Players accused Niemann of being banned by chess.com on two occasions, and Niemann revealed that the second time was during the pandemic when he took the help of computers as he began streaming. However, he said those were only in “random and unrated games”.

“To give context, I was 16 years old and living alone in New York City at the heart of the pandemic and I was willing to do anything to grow my stream. What I want people to know about this is that I am deeply, deeply sorry for my mistake.
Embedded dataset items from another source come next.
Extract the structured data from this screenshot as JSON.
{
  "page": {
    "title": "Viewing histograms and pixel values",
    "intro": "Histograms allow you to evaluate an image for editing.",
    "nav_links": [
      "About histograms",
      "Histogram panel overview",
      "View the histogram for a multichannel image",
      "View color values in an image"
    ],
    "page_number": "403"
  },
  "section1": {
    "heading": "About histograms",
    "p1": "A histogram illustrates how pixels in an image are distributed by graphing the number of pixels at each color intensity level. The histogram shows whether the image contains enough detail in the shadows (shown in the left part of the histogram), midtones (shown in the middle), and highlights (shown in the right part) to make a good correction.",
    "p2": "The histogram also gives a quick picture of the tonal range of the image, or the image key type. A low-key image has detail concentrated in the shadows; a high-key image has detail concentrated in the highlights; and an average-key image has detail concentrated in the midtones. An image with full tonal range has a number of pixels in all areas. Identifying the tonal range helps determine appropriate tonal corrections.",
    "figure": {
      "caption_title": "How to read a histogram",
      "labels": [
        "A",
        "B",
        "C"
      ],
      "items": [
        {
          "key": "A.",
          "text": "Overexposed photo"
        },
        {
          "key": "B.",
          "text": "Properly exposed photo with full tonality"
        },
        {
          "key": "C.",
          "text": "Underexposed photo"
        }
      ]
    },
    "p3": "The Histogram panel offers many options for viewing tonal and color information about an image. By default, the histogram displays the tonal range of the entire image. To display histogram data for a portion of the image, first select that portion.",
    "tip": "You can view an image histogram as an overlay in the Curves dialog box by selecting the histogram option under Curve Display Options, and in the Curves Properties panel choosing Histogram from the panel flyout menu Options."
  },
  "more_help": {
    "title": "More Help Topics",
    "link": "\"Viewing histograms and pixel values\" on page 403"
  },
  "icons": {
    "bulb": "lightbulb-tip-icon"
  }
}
I know my actions have consequences and I suffered those consequences.

“During that time I stepped away from a very lucrative streaming career, I stopped playing in all events and I lost a lot of close friendships and relationships.”

260 games in a year

After being banned from chess.com for cheating during the pandemic, Niemann said he was so determined to prove that he could compete at the highest level that he’s been training 12 hours a day.

“I decided the only way to make up for my mistake was to prove that I could win over-the-board events,” he said. “That has been my mission. And that is why I have lived in a suitcase and played 260 games in one year, trained for 12 hours a day, because I have something to prove.”